うーん、勝ちに徹したのか、結果的に勝っただけなのか良く分かりません。勝ちに徹したのなら先制した後はもっと危なげなく守りきって欲しいし、ロスタイムでの勝ち越し等は勝ちに徹した結果とは思えません。もちろん選手たちの『勝ちたい』という強い気持ちは感じますが、それを監督がジーコだからということに結びつけるのは疑問です。

●「良いサッカー」への強迫観念

 6月には「良いサッカー」と結果が結びついていた。しかし7月以降は「良いサッカー」などほとんどできていない。

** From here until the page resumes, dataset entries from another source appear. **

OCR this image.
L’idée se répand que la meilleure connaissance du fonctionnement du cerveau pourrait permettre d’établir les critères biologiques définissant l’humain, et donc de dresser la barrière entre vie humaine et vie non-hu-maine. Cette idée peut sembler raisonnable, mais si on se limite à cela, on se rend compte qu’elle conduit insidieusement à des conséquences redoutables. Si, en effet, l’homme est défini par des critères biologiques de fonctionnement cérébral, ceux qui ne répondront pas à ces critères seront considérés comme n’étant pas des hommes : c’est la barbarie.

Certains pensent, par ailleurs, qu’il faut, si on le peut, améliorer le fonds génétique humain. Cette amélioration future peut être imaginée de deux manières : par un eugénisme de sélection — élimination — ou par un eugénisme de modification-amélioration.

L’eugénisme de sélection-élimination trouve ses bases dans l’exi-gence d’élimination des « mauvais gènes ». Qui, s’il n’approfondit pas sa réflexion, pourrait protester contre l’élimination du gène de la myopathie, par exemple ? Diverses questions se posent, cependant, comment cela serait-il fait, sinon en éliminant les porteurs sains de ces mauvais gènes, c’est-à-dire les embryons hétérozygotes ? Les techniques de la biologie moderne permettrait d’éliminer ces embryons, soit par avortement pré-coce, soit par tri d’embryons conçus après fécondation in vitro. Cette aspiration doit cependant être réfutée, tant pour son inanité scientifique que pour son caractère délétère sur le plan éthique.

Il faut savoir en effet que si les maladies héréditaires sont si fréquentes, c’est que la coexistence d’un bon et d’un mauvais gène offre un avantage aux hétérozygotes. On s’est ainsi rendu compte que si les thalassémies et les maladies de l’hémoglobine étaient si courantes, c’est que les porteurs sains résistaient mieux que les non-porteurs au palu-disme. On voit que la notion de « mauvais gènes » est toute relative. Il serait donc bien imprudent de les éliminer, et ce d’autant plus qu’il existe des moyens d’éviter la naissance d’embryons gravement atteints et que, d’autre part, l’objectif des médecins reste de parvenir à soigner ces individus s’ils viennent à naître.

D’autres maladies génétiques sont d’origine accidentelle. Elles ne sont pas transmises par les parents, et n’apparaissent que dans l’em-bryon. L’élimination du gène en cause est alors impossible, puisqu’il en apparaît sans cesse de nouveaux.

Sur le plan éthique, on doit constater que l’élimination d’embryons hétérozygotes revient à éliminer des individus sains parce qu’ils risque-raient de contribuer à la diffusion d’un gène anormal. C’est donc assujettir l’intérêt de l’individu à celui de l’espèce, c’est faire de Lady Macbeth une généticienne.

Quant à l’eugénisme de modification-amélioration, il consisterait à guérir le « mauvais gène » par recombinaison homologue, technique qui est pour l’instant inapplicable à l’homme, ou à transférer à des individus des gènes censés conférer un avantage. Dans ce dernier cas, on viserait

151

しかし「これ以上ない結果」は出ている。

 私たちは「良いサッカー」をしなければ勝てないと思い込み、強迫観念にも似たその思いから、「良いサッカー」ができているかどうかを絶対的な評価基準とする傾向がある。しかし、ジーコはまったく違った考えを持っている。

この部分は哲学的な部分というか、どうも話をすり替えているような気がします。確かに『良いサッカー』がサッカーの全てではない。『強いサッカー』や『勝つサッカー』を求める国や、チーム、クラブ、監督がいてもいい。
ですが、私は自国の代表には『美しいサッカー』をして欲しいし、『美しいサッカー』を実現しながら勝って欲しい。それが私の思う『良いサッカー』です。そこに向かいまだ努力する余地が残されているのに、その努力をまったく放棄しているところに不満があるのです。

ジーコの考えを理解した日本代表

 ジーコにとっては「勝つこと」がすべてなのだ。「良いサッカー」ができれば勝つ可能性は高まるかもしれない。だが、そればかりにとらわれて、肝心の勝つことに集中する意志の力を失い、あるいはそこから目を背けているのが日本のサッカーだ――ジーコはそう言いたいのではないか。

 今の日本代表はジーコのその考えを理解し、試合で表現している。コンビネーションが不十分なため試合内容はひどくまずくても、11月17日のシンガポール戦を戦った日本代表にもその理解がしっかりあることは明白だった。

ジーコにとっては勝つことが全てという部分は同意です。でも、裏を返せばそれ以外には何も残らないサッカーとも言えませんか。今年になって、もっと強く言えば2002年以降の新発見が加地選手と玉田選手だけだったら寒すぎます。それに良いサッカーをしながら勝つことを求める道、良いサッカーをしながら勝つ確率をもっと高める道を模索しないまま何故このように言えるのかが疑問です。

また11月17日のシンガポール戦の中に、勝つことに集中するその考えの理解がしっかりあることがどこで明白だったのでしょうか。結果的に1−0で勝利しましたが、あの試合の中のどこかにジーコ監督の影響力や哲学が表現された場面が明白なほどあったのでしょうか。私にはどうも1−0という結果から後付した”こじつけ”にしか思えません。


ただ、このままでは来年の最終予選を勝ち抜けないという部分では大住さんも同じ結論のようなので、日本代表の更なる進化を待つばかりなのは100%同意です。